他低下头吻了一下青年的额头,深邃的五官笼罩着淡薄回忆。

“当初江心月设计朕,想要借此怀上龙嗣,朕知晓她和亲顺王的勾结,可惜那时候亲顺王眷养的私兵已经有了十几万,他勾结外邦,利益关系盘根错节,稍有不慎便引发大乱,一旦战争爆发,大颂处于风雨飘摇,朕需要时间逐个瓦解,便按着她设计,醉酒误入她的院子,只是那夜我们并未发生什么。”

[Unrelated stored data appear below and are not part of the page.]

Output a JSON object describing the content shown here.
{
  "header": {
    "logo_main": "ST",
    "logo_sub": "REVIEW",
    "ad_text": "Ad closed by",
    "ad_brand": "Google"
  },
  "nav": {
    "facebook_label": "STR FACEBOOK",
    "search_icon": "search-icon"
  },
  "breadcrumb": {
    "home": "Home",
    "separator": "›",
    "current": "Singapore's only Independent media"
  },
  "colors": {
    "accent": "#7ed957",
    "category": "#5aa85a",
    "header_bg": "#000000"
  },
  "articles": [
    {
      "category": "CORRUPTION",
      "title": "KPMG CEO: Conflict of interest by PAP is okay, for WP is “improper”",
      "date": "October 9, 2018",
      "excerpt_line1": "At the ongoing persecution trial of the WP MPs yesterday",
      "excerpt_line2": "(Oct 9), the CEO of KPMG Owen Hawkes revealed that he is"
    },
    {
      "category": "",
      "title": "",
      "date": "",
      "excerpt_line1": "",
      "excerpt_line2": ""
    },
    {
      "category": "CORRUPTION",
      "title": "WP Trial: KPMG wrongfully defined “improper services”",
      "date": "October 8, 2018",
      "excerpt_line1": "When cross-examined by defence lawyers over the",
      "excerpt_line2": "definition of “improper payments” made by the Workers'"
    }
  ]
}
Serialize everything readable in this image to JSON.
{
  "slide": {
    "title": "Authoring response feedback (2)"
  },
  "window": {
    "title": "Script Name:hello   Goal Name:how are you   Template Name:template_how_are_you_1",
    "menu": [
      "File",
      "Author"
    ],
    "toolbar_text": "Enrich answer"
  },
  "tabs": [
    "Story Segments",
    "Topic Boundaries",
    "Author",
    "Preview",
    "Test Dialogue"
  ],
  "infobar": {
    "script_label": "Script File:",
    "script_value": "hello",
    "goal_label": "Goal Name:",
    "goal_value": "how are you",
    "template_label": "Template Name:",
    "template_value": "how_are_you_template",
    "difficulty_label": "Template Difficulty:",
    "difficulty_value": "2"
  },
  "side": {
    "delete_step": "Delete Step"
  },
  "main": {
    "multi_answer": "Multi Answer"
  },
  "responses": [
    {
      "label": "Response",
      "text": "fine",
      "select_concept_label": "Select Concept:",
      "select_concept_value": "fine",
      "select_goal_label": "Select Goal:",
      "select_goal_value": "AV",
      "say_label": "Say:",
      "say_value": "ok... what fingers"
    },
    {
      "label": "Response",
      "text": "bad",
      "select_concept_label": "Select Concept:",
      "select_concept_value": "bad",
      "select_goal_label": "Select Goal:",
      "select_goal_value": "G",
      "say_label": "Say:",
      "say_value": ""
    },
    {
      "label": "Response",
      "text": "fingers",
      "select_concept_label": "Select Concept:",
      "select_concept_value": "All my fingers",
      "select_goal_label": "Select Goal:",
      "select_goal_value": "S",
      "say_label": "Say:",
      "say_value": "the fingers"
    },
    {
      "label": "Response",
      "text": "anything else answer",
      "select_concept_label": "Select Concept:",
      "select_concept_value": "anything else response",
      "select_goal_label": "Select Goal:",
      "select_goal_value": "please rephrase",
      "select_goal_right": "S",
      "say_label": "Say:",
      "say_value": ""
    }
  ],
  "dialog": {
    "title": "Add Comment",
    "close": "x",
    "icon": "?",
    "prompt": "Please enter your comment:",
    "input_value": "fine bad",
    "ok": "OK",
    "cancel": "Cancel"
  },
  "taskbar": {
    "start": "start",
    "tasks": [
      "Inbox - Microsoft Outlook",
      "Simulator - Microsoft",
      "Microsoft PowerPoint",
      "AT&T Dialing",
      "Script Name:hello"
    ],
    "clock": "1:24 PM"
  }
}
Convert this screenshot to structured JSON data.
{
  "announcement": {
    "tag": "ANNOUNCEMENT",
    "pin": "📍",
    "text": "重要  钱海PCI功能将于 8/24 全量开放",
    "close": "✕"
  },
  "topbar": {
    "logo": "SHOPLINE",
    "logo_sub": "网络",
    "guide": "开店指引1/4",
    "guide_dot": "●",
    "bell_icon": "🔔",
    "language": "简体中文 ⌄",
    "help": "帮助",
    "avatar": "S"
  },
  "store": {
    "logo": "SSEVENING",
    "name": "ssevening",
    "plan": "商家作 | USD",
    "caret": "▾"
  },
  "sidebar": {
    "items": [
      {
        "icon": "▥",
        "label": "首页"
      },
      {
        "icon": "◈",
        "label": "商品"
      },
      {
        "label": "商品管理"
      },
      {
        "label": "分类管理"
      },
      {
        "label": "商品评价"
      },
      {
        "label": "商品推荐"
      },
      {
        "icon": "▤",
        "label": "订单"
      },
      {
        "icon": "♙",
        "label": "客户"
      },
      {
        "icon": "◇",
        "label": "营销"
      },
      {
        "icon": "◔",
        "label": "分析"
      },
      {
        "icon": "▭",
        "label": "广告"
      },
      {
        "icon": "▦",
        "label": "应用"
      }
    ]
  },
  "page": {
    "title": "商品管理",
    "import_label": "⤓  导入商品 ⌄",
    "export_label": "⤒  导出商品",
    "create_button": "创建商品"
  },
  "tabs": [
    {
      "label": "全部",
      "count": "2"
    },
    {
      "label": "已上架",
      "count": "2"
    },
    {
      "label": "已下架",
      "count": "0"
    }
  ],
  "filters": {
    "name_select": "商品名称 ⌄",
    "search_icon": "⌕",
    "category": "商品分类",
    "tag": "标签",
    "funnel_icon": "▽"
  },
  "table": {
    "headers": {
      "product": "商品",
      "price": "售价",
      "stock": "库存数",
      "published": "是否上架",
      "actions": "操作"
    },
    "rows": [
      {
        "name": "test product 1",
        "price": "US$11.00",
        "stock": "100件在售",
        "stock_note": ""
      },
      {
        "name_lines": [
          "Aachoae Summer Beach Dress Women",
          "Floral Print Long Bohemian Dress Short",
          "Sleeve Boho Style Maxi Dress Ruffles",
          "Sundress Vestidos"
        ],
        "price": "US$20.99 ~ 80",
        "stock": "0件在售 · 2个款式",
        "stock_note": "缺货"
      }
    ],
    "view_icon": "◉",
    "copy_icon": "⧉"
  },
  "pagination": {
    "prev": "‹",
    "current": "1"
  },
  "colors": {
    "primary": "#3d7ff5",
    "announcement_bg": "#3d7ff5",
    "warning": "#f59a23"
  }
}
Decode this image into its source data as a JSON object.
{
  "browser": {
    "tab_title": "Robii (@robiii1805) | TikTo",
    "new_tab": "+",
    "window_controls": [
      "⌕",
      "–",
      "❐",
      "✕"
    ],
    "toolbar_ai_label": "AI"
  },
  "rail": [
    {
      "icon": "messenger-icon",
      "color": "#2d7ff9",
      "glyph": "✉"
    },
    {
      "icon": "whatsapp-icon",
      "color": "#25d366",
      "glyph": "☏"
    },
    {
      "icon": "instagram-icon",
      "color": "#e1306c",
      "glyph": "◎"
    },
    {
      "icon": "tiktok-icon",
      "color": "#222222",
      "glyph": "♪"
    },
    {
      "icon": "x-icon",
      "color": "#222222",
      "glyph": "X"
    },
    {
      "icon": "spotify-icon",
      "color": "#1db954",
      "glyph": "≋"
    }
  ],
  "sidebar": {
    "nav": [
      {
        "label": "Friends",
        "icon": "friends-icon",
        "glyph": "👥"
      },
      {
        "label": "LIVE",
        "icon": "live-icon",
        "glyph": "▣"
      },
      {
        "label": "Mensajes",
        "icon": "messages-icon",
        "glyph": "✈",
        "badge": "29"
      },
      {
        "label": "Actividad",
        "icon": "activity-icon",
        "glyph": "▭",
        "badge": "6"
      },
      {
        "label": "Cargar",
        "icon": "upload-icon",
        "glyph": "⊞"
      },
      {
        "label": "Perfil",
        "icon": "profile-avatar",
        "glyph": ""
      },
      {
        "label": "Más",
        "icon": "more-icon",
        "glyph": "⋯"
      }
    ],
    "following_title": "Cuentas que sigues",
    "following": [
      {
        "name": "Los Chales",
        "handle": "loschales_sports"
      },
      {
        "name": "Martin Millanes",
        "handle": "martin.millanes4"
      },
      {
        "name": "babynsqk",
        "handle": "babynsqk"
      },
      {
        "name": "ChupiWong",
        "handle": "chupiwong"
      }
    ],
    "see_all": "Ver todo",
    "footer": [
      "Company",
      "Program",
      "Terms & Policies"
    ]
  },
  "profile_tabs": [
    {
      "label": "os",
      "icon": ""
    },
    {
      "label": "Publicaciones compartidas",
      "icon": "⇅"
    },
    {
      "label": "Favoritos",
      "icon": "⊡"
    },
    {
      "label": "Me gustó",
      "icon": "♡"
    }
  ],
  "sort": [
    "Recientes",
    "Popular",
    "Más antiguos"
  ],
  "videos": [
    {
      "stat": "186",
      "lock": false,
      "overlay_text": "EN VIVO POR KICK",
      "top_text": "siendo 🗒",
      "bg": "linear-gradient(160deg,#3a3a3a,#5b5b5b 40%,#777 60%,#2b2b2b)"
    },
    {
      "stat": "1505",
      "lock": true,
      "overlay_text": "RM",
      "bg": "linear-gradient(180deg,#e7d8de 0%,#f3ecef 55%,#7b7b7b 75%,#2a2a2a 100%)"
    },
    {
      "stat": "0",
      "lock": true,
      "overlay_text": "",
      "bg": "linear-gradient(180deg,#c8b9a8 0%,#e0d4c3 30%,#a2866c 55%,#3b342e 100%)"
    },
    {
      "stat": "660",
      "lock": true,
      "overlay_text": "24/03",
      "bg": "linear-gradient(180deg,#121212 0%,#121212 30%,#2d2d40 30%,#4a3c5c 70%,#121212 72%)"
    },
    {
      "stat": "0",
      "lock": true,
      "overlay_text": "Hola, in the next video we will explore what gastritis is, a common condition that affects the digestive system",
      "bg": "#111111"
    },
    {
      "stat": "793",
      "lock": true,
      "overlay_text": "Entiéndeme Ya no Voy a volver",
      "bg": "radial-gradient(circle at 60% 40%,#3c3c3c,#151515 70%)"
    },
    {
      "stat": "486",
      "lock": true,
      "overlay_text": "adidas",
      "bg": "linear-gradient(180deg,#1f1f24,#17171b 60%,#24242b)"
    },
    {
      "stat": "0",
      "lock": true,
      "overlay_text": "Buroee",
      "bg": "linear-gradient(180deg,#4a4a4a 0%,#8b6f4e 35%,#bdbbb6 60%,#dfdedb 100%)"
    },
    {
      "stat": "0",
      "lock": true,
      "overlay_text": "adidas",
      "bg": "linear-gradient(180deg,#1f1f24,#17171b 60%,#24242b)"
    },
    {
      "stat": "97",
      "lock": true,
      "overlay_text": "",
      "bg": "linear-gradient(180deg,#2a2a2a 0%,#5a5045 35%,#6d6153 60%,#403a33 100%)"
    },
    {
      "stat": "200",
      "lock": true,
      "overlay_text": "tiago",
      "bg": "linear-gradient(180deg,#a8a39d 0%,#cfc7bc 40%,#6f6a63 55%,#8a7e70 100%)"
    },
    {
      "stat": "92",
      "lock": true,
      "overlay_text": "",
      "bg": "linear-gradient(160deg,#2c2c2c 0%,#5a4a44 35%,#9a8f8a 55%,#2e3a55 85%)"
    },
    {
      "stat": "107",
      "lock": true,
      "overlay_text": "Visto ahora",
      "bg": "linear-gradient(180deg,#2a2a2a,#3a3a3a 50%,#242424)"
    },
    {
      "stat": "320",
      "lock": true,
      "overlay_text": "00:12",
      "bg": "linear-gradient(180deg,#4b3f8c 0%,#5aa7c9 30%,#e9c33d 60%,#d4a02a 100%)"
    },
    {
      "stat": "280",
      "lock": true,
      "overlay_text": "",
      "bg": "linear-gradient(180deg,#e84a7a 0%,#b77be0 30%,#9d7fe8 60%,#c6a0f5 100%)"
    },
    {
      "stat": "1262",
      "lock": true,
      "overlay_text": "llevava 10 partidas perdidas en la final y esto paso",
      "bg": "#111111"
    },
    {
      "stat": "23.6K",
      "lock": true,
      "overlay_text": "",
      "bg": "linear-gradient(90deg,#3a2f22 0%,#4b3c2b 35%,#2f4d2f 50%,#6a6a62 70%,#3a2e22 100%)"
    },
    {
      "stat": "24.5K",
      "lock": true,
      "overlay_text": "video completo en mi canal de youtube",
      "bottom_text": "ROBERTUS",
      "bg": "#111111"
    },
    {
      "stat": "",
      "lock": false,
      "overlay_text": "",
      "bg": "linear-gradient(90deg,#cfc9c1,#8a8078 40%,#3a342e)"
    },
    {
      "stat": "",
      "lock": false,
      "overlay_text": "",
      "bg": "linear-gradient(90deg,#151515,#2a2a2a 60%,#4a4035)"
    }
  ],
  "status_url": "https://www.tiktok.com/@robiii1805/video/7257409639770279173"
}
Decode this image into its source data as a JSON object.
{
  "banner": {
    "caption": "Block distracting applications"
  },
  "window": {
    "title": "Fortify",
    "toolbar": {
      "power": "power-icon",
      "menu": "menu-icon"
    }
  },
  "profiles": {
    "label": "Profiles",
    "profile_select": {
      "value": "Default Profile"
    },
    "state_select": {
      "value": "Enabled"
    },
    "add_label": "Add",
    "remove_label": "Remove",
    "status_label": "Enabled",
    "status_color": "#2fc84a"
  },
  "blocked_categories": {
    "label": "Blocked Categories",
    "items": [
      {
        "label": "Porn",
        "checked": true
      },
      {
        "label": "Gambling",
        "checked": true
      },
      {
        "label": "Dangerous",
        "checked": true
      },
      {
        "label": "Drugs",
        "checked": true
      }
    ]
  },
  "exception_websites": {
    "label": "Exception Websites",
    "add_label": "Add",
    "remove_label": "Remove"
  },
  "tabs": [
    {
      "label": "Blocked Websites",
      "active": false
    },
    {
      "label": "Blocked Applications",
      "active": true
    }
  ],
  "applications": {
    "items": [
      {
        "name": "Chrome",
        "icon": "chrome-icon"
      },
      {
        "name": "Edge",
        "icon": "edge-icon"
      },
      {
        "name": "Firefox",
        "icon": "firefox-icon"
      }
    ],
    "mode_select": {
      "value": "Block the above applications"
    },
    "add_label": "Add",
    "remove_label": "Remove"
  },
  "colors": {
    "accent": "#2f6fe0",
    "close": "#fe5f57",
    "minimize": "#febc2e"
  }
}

“江心月伪造和朕发生了关系,她为怀上子嗣,与侍卫私通,用流产之事陷害你,钟府的叛乱书信出自亲顺王之手,目的是为了离间钟府和皇室,那时的亲顺王想在暗中救下钟楚荀和钟延清,使得西北大军脱离皇室掌控,归顺于他。朕顺势而为,只是未给他机会救下钟府人,亲自收回了这兵权。”

钟延玉深吸了口气,果然和他猜想的差不多,好不容易稳定情绪,他直接发问。

“你既然知道是假的,那为何将钟府举家流放?我呢?我难不成就这般不值得信任?废后也罢,配合你也好,可你为何一字都不说,那杯毒酒可是你身边亲信徐沉亲自送来的!”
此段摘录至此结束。